Money seems to be an issue, as not enough investments are being put forth towards sustainable fibers, and generally there is a lack of infrastructure to foster these kinds of innovative developments. A representative from Pantanova puts our hearts at ease though: an initiative in the province of Gelderland is being developed as a “fiber campus”, a collective of municipalities, universities and companies. Here, investments are made in a safe space and there is room for mistakes in all domains: investments, products or processes of research and development. Particularly for hemp, it is difficult to process it into fibers in a sustainable way because of the wood-like structure. More research is needed in processing engineering to get to a level where the crop can sustainably be turned into fibers, both environmentally as well as financially. But it is not such an easy step. It is a bit of a chicken and the egg problem: without a good example of yarn, market demand cannot be stimulated. Without market demand, there is not enough incentive to invest in R&D for developing the technology to make products. During a private discussion with the representative of Pantanova, it became really clear to me what a waste of an opportunity this is. This crop is truly a wonder! Not only is it really easy to grow, the whole plant can be used for different purposes. On top of that, the crop also regenerates the soil where it’s grown on so the next crop will have the best possible substrate to grow on.
If it is so wonderful, why are we not funding this? Why is there such reluctance to further develop hemp into products?
This is where the discussion got heated. Because of its reputation, the plant deals with a lot of severe legislations regulating the growth, harvesting and processing of hemp plants. The differentiation between hemp and other plants that will, unlike hemp, manage to get you high, seems to not have been taken into account in the regulation making process. In the Netherlands, we are allowed to grow fiber hemp, but it is not allowed to flower. We are not allowed to grow and harvest hemp seeds, but they are readily available in the supermarket imported from China for you to purchase. To top it all off, there are a range of other plants with a THC level of 0.5% (again, not remotely enough to induce any kind of funny response in a person) which could provide stronger, better fibers for textiles but we are not allowed to grow them. Finally we landed on the bottleneck of this whole discussion: the legislation is just not in our favour.

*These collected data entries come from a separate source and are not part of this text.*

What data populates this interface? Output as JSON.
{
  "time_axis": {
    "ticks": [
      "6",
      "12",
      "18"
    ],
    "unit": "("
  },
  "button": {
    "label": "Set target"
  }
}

Despite the issues that are still associated with growing hemp for fiber production, the session ended on a positive note. The participants start throwing around ideas about what an ideal future scenario will look like in which hemp textile has a chance at making its debut to society: growing at an own, local scale, policy makers understanding the difference between industrial and medical hemp, developing a synergetic European level infrastructure to process hemp fibers at both a large and local scale, more investments in hemp and its processing, and so on. Oh, and of course, dear prime minister Rutte, when are you going to be wearing a hemp suit?